Good morning from beautiful Hamburg and welcome to our latest Daily FX Report. As China struggles to help calm a global rout its surprise currency devaluation triggered, its central bank may be making matters worse. Cutting lending rates, as the bank did Tuesday, causes more funds to flow to state-owned enterprises already experiencing overcapacity in industries such as steel. That deepens deflationary pressure and could potentially push real interest rates higher, not lower, according to the Conference Board. China’s stocks fell Wednesday, as the rates move and an accompanying reduction to the amount of cash banks must lock away failed to stem a $5 trillion selloff. Global investors are looking to People’s Bank of China Governor Zhou Xiaochuan to help repair investor confidence jolted by an Aug. 11 devaluation that heightened concerns over China’s decelerating growth.

Anyway, we wish you a successful trading day!


Market Review – Fundamental Perspective

The dollar rose by the most in five months against the euro as U.S. stocks surged after better- than- expected data on capital goods orders bolstered the outlook for economic growth. The greenback advanced against most of its major peers as U.S. stocks staged their biggest rally since 2011 after markets from Asia to Europe fell amid the worst global equity rout in almost four years. The dollar pared gains, and later resumed its climb, after Federal Reserve Bank of New York President William Dudley said the case for raising U.S. interest rates in September is less compelling amid recent market turmoil.
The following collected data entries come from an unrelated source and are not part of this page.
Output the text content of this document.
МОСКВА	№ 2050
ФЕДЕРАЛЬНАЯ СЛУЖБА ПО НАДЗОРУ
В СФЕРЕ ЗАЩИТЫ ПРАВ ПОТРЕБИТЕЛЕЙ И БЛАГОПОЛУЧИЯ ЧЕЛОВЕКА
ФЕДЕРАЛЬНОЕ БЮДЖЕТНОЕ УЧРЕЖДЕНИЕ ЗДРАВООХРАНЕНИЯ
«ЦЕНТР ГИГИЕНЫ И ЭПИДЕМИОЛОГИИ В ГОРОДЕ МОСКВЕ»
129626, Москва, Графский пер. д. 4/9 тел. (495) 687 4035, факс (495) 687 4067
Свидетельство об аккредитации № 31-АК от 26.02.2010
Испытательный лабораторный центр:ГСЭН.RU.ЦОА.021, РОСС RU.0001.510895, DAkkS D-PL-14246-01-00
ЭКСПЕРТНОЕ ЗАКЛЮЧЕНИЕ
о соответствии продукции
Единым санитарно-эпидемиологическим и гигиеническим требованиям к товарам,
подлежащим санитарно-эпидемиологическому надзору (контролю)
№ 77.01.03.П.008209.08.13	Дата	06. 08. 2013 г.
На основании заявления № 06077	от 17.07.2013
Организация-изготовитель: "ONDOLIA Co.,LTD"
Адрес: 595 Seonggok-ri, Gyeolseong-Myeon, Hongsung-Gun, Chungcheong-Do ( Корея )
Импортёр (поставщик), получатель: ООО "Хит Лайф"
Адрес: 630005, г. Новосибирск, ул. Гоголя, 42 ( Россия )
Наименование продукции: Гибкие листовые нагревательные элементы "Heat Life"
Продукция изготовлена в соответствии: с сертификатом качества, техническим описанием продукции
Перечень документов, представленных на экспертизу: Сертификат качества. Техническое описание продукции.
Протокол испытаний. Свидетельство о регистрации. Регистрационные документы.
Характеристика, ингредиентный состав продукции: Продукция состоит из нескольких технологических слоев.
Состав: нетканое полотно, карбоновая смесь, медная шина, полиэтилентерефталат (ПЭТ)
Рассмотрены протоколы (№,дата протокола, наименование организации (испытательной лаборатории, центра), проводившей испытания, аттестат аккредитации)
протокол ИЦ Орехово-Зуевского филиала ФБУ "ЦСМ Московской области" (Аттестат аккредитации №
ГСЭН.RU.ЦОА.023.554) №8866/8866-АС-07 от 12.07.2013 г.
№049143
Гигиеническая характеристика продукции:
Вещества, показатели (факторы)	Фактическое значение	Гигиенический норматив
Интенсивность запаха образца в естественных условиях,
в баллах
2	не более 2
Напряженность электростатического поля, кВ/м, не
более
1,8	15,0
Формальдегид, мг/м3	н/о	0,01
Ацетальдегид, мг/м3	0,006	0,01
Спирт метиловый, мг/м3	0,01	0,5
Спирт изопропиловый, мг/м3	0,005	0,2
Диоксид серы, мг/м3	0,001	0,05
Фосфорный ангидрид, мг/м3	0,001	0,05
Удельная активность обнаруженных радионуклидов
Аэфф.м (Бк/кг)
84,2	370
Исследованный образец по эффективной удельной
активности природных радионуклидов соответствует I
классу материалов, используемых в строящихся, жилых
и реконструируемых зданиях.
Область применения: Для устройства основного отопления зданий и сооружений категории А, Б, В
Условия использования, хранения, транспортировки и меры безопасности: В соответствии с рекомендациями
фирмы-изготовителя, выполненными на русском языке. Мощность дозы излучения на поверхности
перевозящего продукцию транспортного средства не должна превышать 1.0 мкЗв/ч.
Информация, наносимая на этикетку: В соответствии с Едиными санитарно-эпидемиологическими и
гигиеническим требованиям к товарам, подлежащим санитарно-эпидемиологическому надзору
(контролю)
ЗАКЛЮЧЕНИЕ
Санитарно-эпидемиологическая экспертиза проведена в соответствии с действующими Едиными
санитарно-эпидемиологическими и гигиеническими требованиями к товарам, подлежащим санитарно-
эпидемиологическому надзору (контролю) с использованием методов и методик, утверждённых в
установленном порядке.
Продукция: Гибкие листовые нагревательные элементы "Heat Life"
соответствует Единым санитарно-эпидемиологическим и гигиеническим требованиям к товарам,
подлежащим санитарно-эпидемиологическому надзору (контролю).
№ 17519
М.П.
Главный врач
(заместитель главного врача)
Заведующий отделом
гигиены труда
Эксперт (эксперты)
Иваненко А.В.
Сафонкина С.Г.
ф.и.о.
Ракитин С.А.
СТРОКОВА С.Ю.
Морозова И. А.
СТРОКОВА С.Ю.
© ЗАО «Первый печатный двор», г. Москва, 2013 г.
The dollar advanced 1.8 percent to $1.1314 per euro at 5 p.m. in New York, the biggest increase since March 19. It gained 0.9 percent to 119.92 yen, the most since July 10. The Bloomberg Dollar Spot Index rose 0.7 percent to 1,202.94. The euro weakened for a second day versus the dollar as European Central Bank Executive Board member Peter Praet said the outlook for inflation may have worsened and that the ECB was willing to act if needed. Traders have reduced the probability that the Fed will raise rates at its September meeting to 24 percent, from 48 percent on Aug. 18. The calculation is based on the assumption that the effective fed funds rate will average 0.375 percent after the first increase. About $8 trillion in market value has been wiped from equity markets worldwide since China’s central bank began devaluing the yuan on Aug. 11. A gauge of currency volatility climbed to the highest since February on Tuesday.


Daily Technical Analysis

XAU/USD (Daily)

After a strong recovery last weeks, Gold touched the downward trend line and felt again into bears control. It seems to be possible that short-sellers realize further lower prices versus the major currency. Both Moving Averages are showing very simple the downward action since 2014. The current increased volatility should be considered to manage positions.